Here's a quick overview of the use-case:
The requirement I have is in analytics. Search results need to be exact and we're basically 'counting' things precisely, not approximating. The no. of facets is not large but their combinations are large in number(hence the strong case for Solr).
The number of distinct data containers(collections) is small but their sizes are large and denormalizing or keeping data in single servers are not feasible options.
Therefore joins are becoming inevitable as data grows and starts to need many servers to store it due to size constraints and computing efficiency.
Right now, the only option I have is to use a glue language to collect the 'from' terms from the many 'shards' across servers, send queries with these terms to the 'to' collection shards on several servers again, apply rules to aggregate them centrally, manage timeouts and other artificial issues created by this data division and sent the aggregated data for visualisations or other processing.

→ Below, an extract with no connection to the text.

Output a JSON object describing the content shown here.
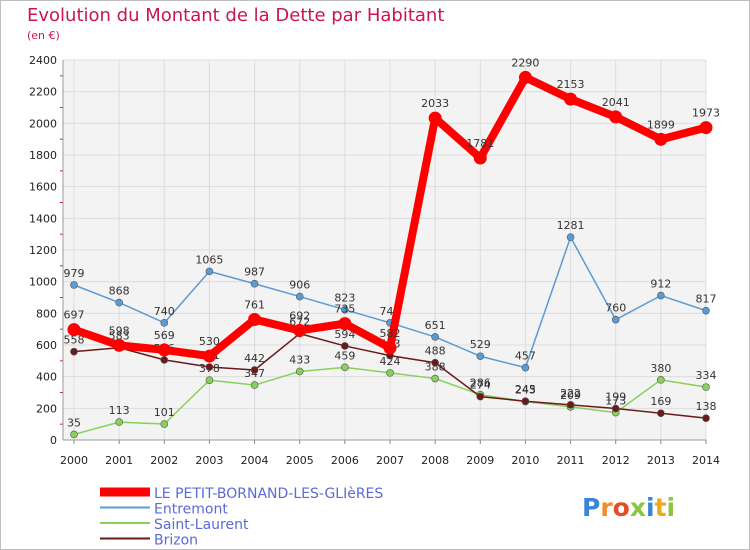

As you can see, the charm and pull of Lucene's speed is getting dampened by the unnecessary data complexity and dependence on programming in a glue language , recording the number and types of shards on each server and making queries to the right targets. Redundancy/failover is another pain to handle besides managing increasing servers.
Everything I have written is already possible and avaliable in Solr except that it's not on a distributed manner ?
Solr is a beautiful tool that can easily do everything I need if my data were not needed to be distributed across machine as in my case !
If I denormalize this kind of data, I might end up making it 3-4x it's size, which obviously I dont want to do.
If Solr managed to take away this pain, it would be the ideal scalable solution for all search applications and analytic applications which have multiple large, data sets with limits to denormalization.
In my case, I know the data very well and have a good grip on the combinations of facets needed to configure a distributed system if it just allowed joins with true sharding.
I really think that adding this will bring in lots of distributed computing use-cases into the ambit of Solr. There's no telling the amount of efforts it will save for people like me, and not have everybody devising the own distributed computing management scheme when a common one could solve it for all.
Let me know if this sounds like a reasonable use-case. Besides my own use-case, I'm sure there would be a lot of people who probably dont use solr due to this missing feature.
PS : Sorry for getting carried away and the long mail ;-(